И вот еще эта лекция. Надо успеть к сроку, который сам себе и определил. И Федор Петрович, поди, ждет: как-то сам прочитаешь, секретарь!.. И какое ему дело до того, что ты зашел в тупик в «вопросах любви и дружбы»! Надя, Люся… Николай Николаевич, гарнитур производства ГДР, квартира…

И Генка куда-то собирается, гладит через мокрую тряпку брюки, насвистывает. Никак, на танцульки? Ведь до вчерашнего дня он был яростный их противник. Видал, одеколоном поливает свою молодую лысинку.

– Ты, никак, на гулянку собрался?

– А что, Александр Васильевич, хватит нам с вами холостяковать, я так думаю!..

– Что, нашел нецелованную?

Хохочет. Хохочет во все радостное горло!

– Она кто же такая? Из Кабыра?

– Из чужой деревни я уже брал, здесь надо поискать.

– Да ведь дождь на улице…

– Если любит, выйдет. Привет!

И уходит мой Граф.

«Если любит…» Да, все дело в том, если любит…

И вот я пишу: «Любовь каждого человека невозможно измерить никакой мерой, каждый понимает это чувство по-своему, видит ее по-своему. Эта мера зависит от его мыслей, от интересов. И если между молодыми людьми есть согласие – искреннее согласие, то они счастливы, им доставляет радость видеть друг в друге единомышленника, человека, который поймет тебя с полуслова. И тогда хочется, чтобы этот человек был с тобой рядом каждый день, каждую минуту…»

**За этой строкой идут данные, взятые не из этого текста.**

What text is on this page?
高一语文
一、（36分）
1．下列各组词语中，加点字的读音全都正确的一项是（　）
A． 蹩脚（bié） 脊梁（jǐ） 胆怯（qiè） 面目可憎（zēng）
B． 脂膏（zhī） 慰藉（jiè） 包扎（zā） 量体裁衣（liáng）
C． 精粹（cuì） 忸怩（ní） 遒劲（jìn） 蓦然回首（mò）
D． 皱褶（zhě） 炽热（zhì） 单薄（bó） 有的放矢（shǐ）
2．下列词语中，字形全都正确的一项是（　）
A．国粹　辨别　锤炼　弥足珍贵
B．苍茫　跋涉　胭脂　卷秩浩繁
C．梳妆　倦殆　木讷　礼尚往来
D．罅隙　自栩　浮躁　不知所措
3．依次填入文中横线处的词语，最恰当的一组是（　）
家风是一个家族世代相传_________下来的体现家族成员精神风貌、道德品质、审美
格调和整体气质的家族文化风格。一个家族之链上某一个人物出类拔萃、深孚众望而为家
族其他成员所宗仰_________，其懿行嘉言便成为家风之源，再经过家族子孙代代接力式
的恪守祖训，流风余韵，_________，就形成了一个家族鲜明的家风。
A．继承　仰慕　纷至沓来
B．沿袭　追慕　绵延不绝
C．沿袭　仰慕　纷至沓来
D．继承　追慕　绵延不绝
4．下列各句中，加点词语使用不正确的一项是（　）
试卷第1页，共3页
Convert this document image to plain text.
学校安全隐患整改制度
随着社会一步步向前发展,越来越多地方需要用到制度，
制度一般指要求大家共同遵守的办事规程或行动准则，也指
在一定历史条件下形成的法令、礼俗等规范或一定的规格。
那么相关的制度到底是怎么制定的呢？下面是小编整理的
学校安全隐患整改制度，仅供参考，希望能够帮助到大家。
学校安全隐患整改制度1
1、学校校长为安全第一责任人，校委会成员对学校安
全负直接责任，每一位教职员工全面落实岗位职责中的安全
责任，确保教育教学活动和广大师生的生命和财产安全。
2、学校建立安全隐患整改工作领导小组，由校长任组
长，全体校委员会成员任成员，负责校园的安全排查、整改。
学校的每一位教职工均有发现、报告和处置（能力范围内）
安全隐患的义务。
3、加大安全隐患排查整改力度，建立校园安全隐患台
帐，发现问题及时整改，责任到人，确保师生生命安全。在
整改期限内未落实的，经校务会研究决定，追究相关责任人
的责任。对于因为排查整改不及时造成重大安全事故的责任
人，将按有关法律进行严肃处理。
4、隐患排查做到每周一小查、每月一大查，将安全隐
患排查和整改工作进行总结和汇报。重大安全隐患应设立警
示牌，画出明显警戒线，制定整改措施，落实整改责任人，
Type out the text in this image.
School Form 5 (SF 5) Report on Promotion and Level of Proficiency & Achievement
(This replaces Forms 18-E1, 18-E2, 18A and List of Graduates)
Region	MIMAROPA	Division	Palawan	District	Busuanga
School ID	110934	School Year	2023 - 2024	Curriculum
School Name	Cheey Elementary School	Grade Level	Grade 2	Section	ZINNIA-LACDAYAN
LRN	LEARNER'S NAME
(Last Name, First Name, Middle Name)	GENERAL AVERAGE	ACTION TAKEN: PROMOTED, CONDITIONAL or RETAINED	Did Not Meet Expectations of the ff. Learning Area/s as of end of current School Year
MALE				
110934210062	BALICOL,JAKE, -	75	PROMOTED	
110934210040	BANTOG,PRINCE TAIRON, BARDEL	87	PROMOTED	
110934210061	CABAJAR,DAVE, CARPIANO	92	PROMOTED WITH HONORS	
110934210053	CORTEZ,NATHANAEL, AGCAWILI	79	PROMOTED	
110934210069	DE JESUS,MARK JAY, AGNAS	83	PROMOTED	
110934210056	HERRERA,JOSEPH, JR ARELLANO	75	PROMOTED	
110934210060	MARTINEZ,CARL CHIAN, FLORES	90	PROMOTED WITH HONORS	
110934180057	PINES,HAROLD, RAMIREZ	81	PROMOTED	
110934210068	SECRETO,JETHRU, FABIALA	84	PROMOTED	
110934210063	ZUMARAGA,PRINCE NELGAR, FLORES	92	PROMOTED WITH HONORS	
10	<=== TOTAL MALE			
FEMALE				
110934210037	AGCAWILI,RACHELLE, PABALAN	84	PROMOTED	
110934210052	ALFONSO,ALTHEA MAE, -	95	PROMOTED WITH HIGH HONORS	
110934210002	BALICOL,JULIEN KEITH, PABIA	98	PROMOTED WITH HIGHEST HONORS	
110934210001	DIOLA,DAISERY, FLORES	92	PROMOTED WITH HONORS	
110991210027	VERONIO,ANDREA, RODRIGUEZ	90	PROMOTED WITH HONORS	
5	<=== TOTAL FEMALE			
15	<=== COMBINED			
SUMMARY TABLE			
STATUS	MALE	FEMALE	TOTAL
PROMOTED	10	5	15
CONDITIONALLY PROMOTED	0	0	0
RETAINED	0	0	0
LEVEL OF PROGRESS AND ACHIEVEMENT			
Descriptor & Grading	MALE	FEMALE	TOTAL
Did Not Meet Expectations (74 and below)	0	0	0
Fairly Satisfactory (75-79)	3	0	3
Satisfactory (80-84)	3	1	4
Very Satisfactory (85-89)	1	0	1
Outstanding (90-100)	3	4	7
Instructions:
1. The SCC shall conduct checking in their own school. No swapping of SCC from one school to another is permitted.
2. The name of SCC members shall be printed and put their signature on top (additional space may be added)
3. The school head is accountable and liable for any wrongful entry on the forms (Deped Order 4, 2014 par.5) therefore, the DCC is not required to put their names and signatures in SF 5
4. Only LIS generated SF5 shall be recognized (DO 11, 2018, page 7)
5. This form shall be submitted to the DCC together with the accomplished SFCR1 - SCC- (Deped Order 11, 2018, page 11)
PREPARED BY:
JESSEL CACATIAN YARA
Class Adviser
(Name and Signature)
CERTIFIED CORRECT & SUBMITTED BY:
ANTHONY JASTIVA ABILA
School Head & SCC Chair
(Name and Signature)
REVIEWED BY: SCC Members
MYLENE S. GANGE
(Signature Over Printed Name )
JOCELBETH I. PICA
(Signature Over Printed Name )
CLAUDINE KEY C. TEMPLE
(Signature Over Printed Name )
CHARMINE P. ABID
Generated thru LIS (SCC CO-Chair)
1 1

А за окном идет снег! Вот так! Ведь только что вроде бы шел дождь, я даже изрядно промок, когда бежал домой, и вот – снег! Большие хлопья, как бабочки-белянки, кружатся под фонарем, кружатся и не падают вроде бы на землю, а земля-то уже белая.

Вот и зима…

ЧАСТЬ ВТОРАЯ
1

По улице, по белой улице возле палисадника пробита уже тропочка, но к нашему дому – ни следочка, а на кольце калитки налип снег. Словно и в доме никто не живет. И я даже пугаюсь в первую минуту: не случилось ли что с мамой? Но нет: на ступеньках крыльца, среди пухлого снега – следы маминых чесанок! Ходила к корове и даже выпустила ее на волю, вот стоит, лениво подбирает со снега клочки сена. Странная у нас, однако, корова: длинноногая, как лось, круглопузая, как лошадь. Но мать вырастила ее с теленка и любит, хотя молоком она нас не очень-то балует…

А мама и в самом деле вроде как прихворнула, хотя и не сознается в этом. Не так оживилась, как в прежние мои приходы домой, не так радостно сияют глаза.

– Печку истопила, прилегла… Холод нынче какой, а я вот лежу и думаю: мерзнет мой Санькка без зимнего-то пальто, простудится. Сама уж думала идти к тебе нести валенки да пальто, а ты вот пришел!..

– Да ты-то сама не простудилась ли, мама?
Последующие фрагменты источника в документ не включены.